Anita Desai
Anita Desai (b. 1937) was born to a German mother and an Indian father. She spent much of her initial life in New Delhi and completed her initial education there.
Anita Desai’s works usually deal with the personal angst of women. Many of her characters are disturbed or neurotic, trying to grapple with the constraints and expectations forced on them by family and society, or failing in that effort. She has also written popular children’s books.

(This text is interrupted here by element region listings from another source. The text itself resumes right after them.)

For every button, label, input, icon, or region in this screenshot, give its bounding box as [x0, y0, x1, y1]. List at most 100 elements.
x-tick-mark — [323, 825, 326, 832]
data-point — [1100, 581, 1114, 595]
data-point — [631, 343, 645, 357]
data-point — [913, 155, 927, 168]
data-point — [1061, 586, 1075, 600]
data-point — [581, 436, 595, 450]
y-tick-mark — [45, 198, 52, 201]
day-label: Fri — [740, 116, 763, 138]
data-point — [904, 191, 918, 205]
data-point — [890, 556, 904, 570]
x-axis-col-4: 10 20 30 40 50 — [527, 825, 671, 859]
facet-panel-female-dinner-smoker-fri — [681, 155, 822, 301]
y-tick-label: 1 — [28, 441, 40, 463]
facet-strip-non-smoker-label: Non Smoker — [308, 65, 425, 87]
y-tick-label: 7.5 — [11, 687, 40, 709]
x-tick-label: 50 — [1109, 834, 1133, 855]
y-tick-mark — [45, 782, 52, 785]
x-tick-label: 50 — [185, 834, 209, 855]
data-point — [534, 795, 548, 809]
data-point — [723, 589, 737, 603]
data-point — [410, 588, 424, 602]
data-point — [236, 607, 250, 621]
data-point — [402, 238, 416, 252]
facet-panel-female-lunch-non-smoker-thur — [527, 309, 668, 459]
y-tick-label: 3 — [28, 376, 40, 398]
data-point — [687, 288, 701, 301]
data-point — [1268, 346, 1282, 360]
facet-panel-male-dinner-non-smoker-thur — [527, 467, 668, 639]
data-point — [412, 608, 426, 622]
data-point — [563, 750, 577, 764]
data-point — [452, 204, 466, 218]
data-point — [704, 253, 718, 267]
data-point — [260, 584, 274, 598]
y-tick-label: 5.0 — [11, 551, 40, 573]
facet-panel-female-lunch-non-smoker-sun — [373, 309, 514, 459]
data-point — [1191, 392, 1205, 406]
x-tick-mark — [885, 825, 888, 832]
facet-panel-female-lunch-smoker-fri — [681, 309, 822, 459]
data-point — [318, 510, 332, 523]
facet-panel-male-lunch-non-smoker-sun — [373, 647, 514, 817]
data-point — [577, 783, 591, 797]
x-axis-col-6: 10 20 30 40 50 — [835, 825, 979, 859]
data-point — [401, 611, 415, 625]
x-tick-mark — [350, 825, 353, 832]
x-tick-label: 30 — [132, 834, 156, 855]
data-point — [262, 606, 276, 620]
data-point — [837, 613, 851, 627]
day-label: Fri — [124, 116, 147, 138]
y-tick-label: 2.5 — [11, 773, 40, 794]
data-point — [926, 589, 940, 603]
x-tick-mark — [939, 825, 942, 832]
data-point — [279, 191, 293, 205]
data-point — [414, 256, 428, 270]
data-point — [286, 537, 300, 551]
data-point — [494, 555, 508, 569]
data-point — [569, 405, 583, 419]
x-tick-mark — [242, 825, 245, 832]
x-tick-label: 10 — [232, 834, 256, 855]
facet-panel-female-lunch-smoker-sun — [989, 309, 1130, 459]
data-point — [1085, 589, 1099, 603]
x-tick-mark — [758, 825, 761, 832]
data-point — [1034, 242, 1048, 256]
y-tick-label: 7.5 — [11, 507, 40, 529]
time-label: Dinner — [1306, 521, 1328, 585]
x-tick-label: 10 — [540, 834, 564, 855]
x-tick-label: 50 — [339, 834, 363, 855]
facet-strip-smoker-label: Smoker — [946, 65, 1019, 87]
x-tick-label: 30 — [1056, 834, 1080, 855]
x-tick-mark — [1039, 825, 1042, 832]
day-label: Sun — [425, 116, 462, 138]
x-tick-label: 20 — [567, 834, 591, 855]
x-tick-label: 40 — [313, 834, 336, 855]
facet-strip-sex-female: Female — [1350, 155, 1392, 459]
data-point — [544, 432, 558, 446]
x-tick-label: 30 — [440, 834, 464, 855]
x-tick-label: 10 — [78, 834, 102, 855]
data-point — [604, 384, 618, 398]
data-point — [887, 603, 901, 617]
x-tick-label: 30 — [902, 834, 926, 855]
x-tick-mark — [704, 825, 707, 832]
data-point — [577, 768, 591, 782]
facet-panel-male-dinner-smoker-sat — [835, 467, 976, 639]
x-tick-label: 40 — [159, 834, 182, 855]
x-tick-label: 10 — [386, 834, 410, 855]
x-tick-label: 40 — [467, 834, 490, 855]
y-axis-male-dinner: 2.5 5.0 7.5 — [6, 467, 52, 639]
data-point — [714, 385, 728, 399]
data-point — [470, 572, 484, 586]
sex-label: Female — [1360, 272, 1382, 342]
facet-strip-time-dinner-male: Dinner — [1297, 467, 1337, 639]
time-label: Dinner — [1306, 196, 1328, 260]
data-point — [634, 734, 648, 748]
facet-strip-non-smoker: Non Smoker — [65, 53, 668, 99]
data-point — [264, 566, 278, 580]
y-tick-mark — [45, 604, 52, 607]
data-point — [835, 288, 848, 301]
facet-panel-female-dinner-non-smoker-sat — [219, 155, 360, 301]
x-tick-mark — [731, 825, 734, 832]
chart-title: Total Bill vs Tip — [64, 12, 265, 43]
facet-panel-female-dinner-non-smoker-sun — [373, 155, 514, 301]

She teaches at MIT (USA). She was awarded the Sahitya Akademi Award and the Guardian Prize for Children’s Fiction, among several other awards.
Works
- Voices in the City
- Bye-Bye, Blackbird
- Fire on the Mountain
- Games at Twilight
- Where Shall We Go This Summer?
- The Peacock Garden
- Clear Light of Day
- The Village by the Sea
- Cry, the Peacock
- In Custody
- Baumgartner’s Bombay
- Journey to Ithaca
- Fasting, Feasting
- Diamond Dust: Stories
- The Zigzag Way
Voices in the City
Based almost exclusively on the life of the middle class intellectuals of Calcutta, Voices in the City is the story of a Bohemian brother and his two sisters caught in the cross-currents of changing social values. In many ways the story reflects a vivid picture of India’s social transition—a phase in which the older elements are not altogether dead and the emergent ones not fully evolved.
The novel describes the corrosive effects of city life upon an Indian family. Brought up in luxury by an over-indulgent mother, Nirode settles down in Calcutta and becomes absorbed into its bohemian life, while his elder sister Monisha lives out a servile existence within the rigid confines of a traditional Hindu family. Their younger sister arrives from the country and becomes involved with an artist; but the outcome of this and the dreadful decision Monisha eventually takes, make this novel a doubly haunting and a consummate work of art.
Where Shall We Go This Summer?
Where Shall We Go This Summer? is a powerful novel that presents the predicament of a lonely married woman who aspires to triumph over the chaos and suffering of her rather unusual existence. The author explores the inner lives of her many characters and looks daringly beneath the superficial sophistication and self-deceptions, making in the process the discovery that the much talked about ideals of the politicians ultimately lead to hypocrisy and a dishonest life.